Look for Patterns, Not Just Single Bad Queries

Block Patterns, Not Queries

Don't add individual bad search terms as negatives one by one. Look for the root word causing the problem. If the same word keeps showing up across multiple irrelevant queries, add that root word as a negative keyword. That one move can block hundreds of bad queries at once.

Check Your Match Type Performance

Export the data and create a simple breakdown by match type. Compare cost per conversion for broad match triggers versus exact match triggers. If broad match is spending 60% of your budget but only bringing in 20% of your conversions, tighten up.

WordStream reported that Google’s 2020 search terms visibility change made broad matches even riskier because you can’t see what many of those clicks actually came from.

If the budget is tight, stick with exact match and phrase match until you have at least 30 conversions per month to give broad match enough data to work with.

Negative Keywords: The Part of the Audit Nobody Does Well

Every PPC audit mentions negative keywords. But almost none of them actually evaluate whether the list is good enough.

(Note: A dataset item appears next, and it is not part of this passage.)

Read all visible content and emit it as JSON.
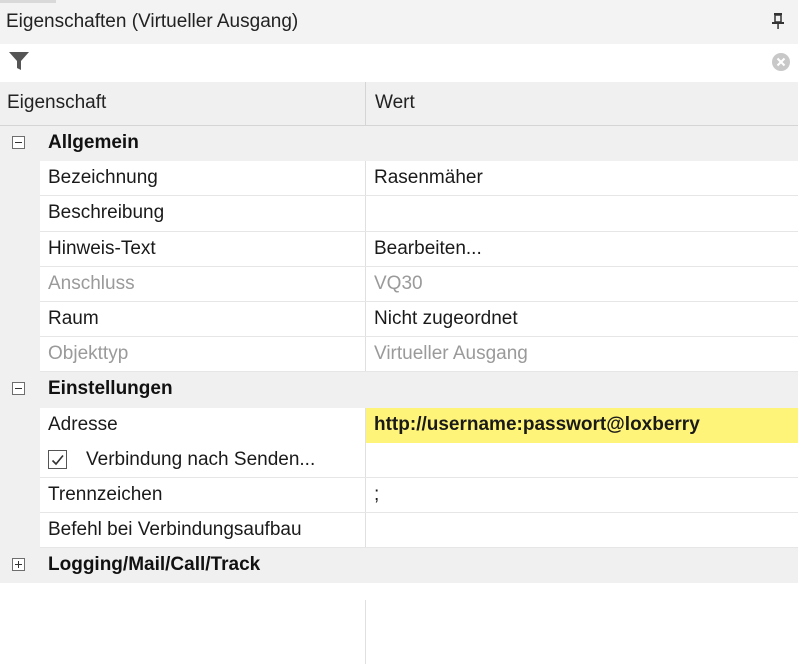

Why Most Negative Keyword Lists Are Too Short

You’d be surprised how many accounts spending $10,000 a month have only five negative keywords. A well managed account should have dozens, sometimes hundreds, built up over time from regular search term reviews. If your audit didn’t comment on the size and quality of your negative keyword list, it missed a critical piece.

Common Negative Keywords Almost Every Account Needs

Unless they directly apply to your business, most accounts should block terms like these:

  • Free, cheap, discount, and download
  • Jobs, careers, salary, and hiring
  • DIY and how to
  • Reviews, reddit, and forum

One blocking rule for "jobs" alone can save a service business thousands per year in wasted clicks from job seekers.

How Often You Should Update Your Negative List

At bare minimum, check your search terms report every two weeks. If you’re running broad matches or spending more than $5,000 a month, make it weekly.

Accounts that go a full month without reviewing search terms can easily waste 20 to 30 percent of their budget on irrelevant traffic. When you do review, sort by the "Added/Excluded" column and focus on terms labeled "None."

Those are queries that aren’t already in your account as keywords and haven’t been excluded yet. That’s where your cleanup should start every single time.

What to Do Next

Open your search terms report right now. Sort by cost. Look at the top 50 search terms and ask yourself: are at least 80% of these actually relevant to what you sell?

If not, you’ve found the leak. Add negative keywords for the worst offenders today and set a reminder to check this report every two weeks. Google keeps giving itself more freedom with how it matches your keywords to real searches.

That’s not going to change. The only way to protect your budget is to stay on top of what’s actually triggering your ads.

Your keywords are just the starting point. The search terms are where the truth lives.